CSD 0.00% 12.5¢ consolidated tin mines limited

(1) As I pointed out in previous posts, the earnings that Early1...

  1. 54 Posts.
    (1) As I pointed out in previous posts, the earnings that Early1 has calculated (as of today's update) of 2.1 cents is actually EBIDA (ie EBITDA less tax). If we add back tax to Early1's estimate this gives 3.0 cents EBITDA (earnings before interest tax depreciation and amortisation), a more universally recognised figure.

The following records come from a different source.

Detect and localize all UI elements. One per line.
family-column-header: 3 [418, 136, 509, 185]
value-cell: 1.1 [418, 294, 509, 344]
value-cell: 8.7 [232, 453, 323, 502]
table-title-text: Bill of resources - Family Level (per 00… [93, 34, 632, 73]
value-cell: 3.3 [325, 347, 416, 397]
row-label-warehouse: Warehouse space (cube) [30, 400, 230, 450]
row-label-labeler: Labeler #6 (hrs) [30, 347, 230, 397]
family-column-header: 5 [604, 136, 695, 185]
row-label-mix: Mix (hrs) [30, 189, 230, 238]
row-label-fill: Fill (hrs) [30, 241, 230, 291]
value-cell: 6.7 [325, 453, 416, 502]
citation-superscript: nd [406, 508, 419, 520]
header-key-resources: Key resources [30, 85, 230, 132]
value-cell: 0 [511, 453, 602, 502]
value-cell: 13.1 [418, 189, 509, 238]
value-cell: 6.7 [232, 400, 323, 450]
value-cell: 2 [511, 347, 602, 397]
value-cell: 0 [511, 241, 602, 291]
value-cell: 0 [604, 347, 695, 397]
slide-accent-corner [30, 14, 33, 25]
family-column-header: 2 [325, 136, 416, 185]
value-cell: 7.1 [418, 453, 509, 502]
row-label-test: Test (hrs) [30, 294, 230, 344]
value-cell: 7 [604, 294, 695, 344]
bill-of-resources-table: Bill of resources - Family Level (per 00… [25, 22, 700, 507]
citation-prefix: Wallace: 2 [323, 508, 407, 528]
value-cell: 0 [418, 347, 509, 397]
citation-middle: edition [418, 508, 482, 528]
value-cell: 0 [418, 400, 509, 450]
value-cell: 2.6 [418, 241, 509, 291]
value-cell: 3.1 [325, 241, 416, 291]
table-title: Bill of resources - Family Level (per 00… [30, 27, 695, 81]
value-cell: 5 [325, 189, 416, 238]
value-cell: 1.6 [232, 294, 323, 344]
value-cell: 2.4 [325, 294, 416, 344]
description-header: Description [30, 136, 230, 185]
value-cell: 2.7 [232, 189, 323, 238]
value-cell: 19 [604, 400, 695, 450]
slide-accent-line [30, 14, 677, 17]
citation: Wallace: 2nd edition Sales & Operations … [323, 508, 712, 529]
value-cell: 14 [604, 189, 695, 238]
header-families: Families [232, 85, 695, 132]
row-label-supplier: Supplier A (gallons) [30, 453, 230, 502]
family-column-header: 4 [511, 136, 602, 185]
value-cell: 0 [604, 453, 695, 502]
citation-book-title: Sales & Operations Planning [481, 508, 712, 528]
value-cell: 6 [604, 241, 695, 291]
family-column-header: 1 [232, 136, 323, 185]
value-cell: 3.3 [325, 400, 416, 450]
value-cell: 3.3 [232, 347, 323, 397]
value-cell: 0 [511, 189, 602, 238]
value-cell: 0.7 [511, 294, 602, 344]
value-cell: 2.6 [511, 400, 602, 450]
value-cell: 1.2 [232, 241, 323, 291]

    Where Early1 has used a range of multipliers for EPS, and 10x as a base case, for EBITDA multipliers of the order 5x are commonly used (though open to as many criticisms as an EPS multiplier in calculating company value). This implies a fair value of around 15 cps. Once risks associated with this transaction are removed, this could be a reasonable estimate for the first re-rating of CSD shares. Coincidentally, at 880m shares this would give a $132m company valuation, very similar to the net tangible assets (NTA), or book value, calculated by Early1.

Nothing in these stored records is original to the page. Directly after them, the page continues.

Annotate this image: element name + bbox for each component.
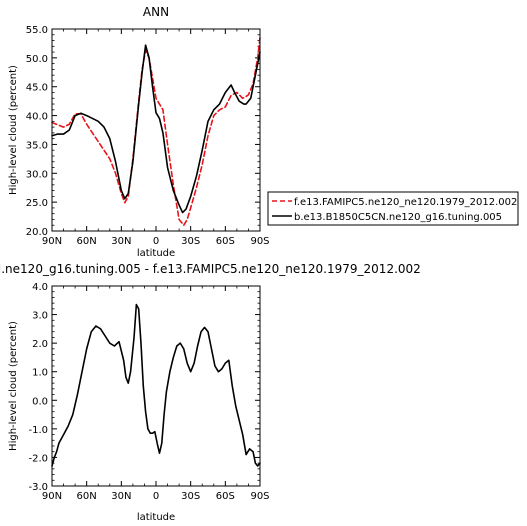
top-y-axis-label: High-level cloud (percent): [8, 65, 19, 195]
bottom-y-tick-label: -2.0: [28, 453, 48, 464]
bottom-y-tick-label: -1.0: [28, 425, 48, 436]
top-y-tick-label: 35.0: [26, 140, 48, 151]
top-panel: ANN High-level cloud (percent) 20.0 25.0 3…: [8, 5, 270, 259]
bottom-y-tick-label: 3.0: [32, 311, 48, 322]
bottom-x-tick-label: 90N: [42, 491, 62, 502]
top-y-tick-label: 30.0: [26, 169, 48, 180]
bottom-x-tick-label: 30S: [181, 491, 200, 502]
bottom-x-axis-label: latitude: [137, 512, 175, 523]
top-y-tick-label: 20.0: [26, 227, 48, 238]
top-y-tick-label: 50.0: [26, 54, 48, 65]
top-y-tick-label: 45.0: [26, 83, 48, 94]
bottom-panel: b.e13.B1850C5CN.ne120_g16.tuning.005 - f…: [0, 262, 421, 523]
top-y-tick-label: 40.0: [26, 112, 48, 123]
top-x-tick-label: 90S: [250, 236, 269, 247]
bottom-y-tick-label: 2.0: [32, 339, 48, 350]
top-y-tick-label: 55.0: [26, 25, 48, 36]
bottom-chart-title: b.e13.B1850C5CN.ne120_g16.tuning.005 - f…: [0, 262, 421, 276]
top-x-tick-label: 0: [153, 236, 159, 247]
top-x-tick-label: 30N: [111, 236, 131, 247]
top-x-tick-label: 60S: [216, 236, 235, 247]
legend: f.e13.FAMIPC5.ne120_ne120.1979_2012.002 …: [267, 191, 519, 226]
top-y-tick-label: 25.0: [26, 198, 48, 209]
top-x-tick-label: 90N: [42, 236, 62, 247]
legend-label-famip: f.e13.FAMIPC5.ne120_ne120.1979_2012.002: [294, 197, 517, 208]
top-plot-frame: [51, 28, 261, 232]
bottom-plot-frame: [51, 285, 261, 487]
top-plot-content: 20.0 25.0 30.0 35.0 40.0 45.0 50.0 55.0 90N 60N 30…: [26, 25, 270, 247]
bottom-y-tick-label: 0.0: [32, 396, 48, 407]
top-series-line-1: [51, 44, 261, 214]
legend-box: [267, 191, 519, 226]
top-x-tick-label: 30S: [181, 236, 200, 247]
bottom-x-tick-label: 60N: [77, 491, 97, 502]
bottom-x-tick-label: 0: [153, 491, 159, 502]
bottom-x-tick-label: 30N: [111, 491, 131, 502]
bottom-series-line-0: [51, 303, 261, 467]
bottom-y-tick-label: 1.0: [32, 368, 48, 379]
bottom-y-tick-label: 4.0: [32, 282, 48, 293]
bottom-x-tick-label: 60S: [216, 491, 235, 502]
top-x-tick-label: 60N: [77, 236, 97, 247]
bottom-plot-content: -3.0 -2.0 -1.0 0.0 1.0 2.0 3.0 4.0 90N 60N 30N 0 30S…: [28, 282, 269, 502]
bottom-y-axis-label: High-level cloud (percent): [8, 321, 19, 451]
top-x-axis-label: latitude: [137, 248, 175, 259]
legend-label-b1850: b.e13.B1850C5CN.ne120_g16.tuning.005: [294, 212, 502, 223]
bottom-x-tick-label: 90S: [250, 491, 269, 502]
top-series-line-0: [51, 36, 261, 227]
top-chart-title: ANN: [143, 5, 169, 19]
bottom-y-tick-label: -3.0: [28, 482, 48, 493]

    Of course, once the DFS for tin project is completed, and financing arranged etc, there will be a further re-rating down the track when the risks are slowly mitigated and the market gains confidence.

    (2) If $130m of assets is being claimed, then the market cap of the company must be calculated using the increased share base, so would give 880m x $0.058 = $51m. It is misleading to give the MC as $15m.


    Based on these items, I have started this new thread with a corrected Title.